最后,不就是图这一口安稳的饭,一个温暖的屋,一个能把命都托付给你的人吗?
有些道理,听起来简单。
但真要悟透,得用八年。
今年过年,又是大年初四。
一大家子人围在桌前。
我那岳父,还是那张没啥表情的脸。
但眼神里头,有了笑意。
我妈端上最后一道菜,大家都坐下了。
我怀里抱着念宁,她刚学会叫爸爸,奶声奶气地喊了一声,逗得全家哈哈大笑。
苏敏坐在我旁边,给我夹了一块排骨。
我低头一看,是糖醋的。
那是我最喜欢吃的菜。
我已经很久没有正经过过一个有滋有味儿的年了。
今年的年味,是念宁的笑声,是苏敏的汤,是我岳父那杯珍藏的老酒。
也是我怀里这沉甸甸的幸福。
席间,我岳父又站起来了。
他走进屋里,把我当年送他那瓶五粮液给拿了出来。
给我和他一人倒了一杯。
“爷俩,走一个。
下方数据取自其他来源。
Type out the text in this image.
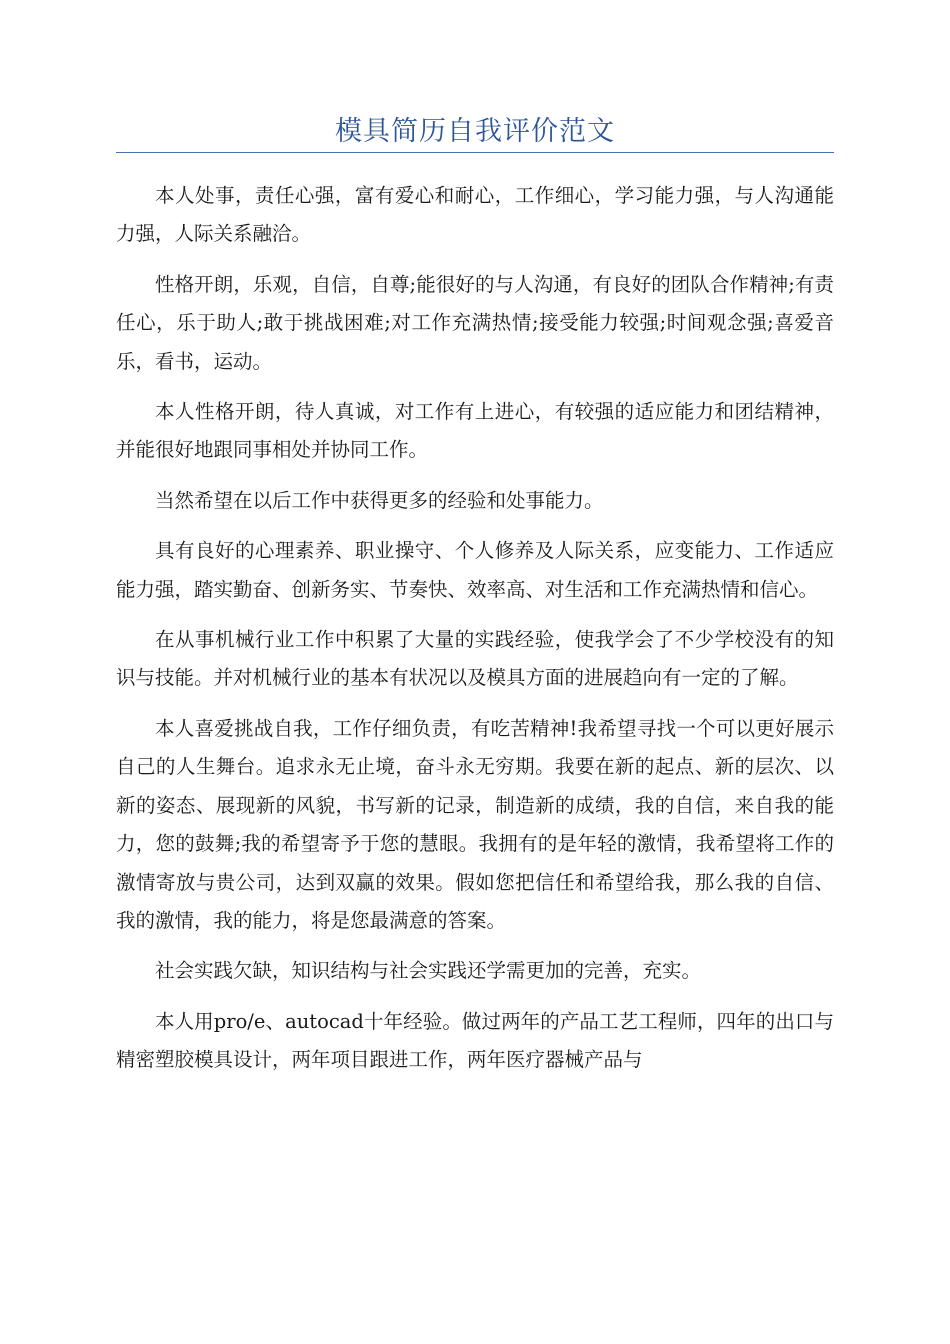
模具简历自我评价范文

本人处事，责任心强，富有爱心和耐心，工作细心，学习能力强，与人沟通能力强，人际关系融洽。

性格开朗，乐观，自信，自尊;能很好的与人沟通，有良好的团队合作精神;有责任心，乐于助人;敢于挑战困难;对工作充满热情;接受能力较强;时间观念强;喜爱音乐，看书，运动。

本人性格开朗，待人真诚，对工作有上进心，有较强的适应能力和团结精神，并能很好地跟同事相处并协同工作。

当然希望在以后工作中获得更多的经验和处事能力。

具有良好的心理素养、职业操守、个人修养及人际关系，应变能力、工作适应能力强，踏实勤奋、创新务实、节奏快、效率高、对生活和工作充满热情和信心。

在从事机械行业工作中积累了大量的实践经验，使我学会了不少学校没有的知识与技能。并对机械行业的基本有状况以及模具方面的进展趋向有一定的了解。

本人喜爱挑战自我，工作仔细负责，有吃苦精神!我希望寻找一个可以更好展示自己的人生舞台。追求永无止境，奋斗永无穷期。我要在新的起点、新的层次、以新的姿态、展现新的风貌，书写新的记录，制造新的成绩，我的自信，来自我的能力，您的鼓舞;我的希望寄予于您的慧眼。我拥有的是年轻的激情，我希望将工作的激情寄放与贵公司，达到双赢的效果。假如您把信任和希望给我，那么我的自信、我的激情，我的能力，将是您最满意的答案。

社会实践欠缺，知识结构与社会实践还学需更加的完善，充实。

本人用pro/e、autocad十年经验。做过两年的产品工艺工程师，四年的出口与精密塑胶模具设计，两年项目跟进工作，两年医疗器械产品与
”
我端起酒杯,碰了一下,仰头干了。
那酒,比任何一瓶拉菲,都香。
酒喝完了,我岳父看着我,嘴唇动了动。
他这辈子不爱说话。
但他这句,说得特别清楚:“这些年,你辛苦了。”
“爸不知道说啥,就这一句。”
“你撑得住这个家,你配。”
我看着他,鼻子一酸,眼眶热了。
但这一次,我没哭。
我笑了。
笑得很踏实。
宴席散了,大家各回各家。
深夜,新房里只剩下我们一家三口。
苏敏哄睡了闺女,靠在我肩膀上。
电视没关,播放着春晚的重播,声音开得很低。
她在我耳边说:“建国,咱以后,好好过日子,好不好?”
我看着怀里睡着的念宁,点了点头。
“嗯。”
“好好过。”
外头的鞭炮声还在响。
一下下劈开了夜色。
也劈开了我们所有人,心里头那层厚厚的冰。
那盘放在桌上的82年拉菲,空瓶还立在那儿。
我把它收起来了,就放在柜子最里层。
不是为了念想,也不是为了炫耀。
是为了提醒我自己。
曾经有人,把最好的东西摆在我面前,告诉我,我配。
也告诉我,所有的体面,都是靠一颗心换来的。
或许,那盘菜,那瓶酒,那个主位,早就不重要了。
重要的是,你知道你是谁,你在哪里,你要往哪去。
这一路走来,跌跌撞撞,摔过跟头,流过泪,受过委屈。
但最终,我还是走到了灯火通明处。
就像我怀里那个满眼干净的小姑娘一样。
这个家,从今天起,只有爱,没有刺。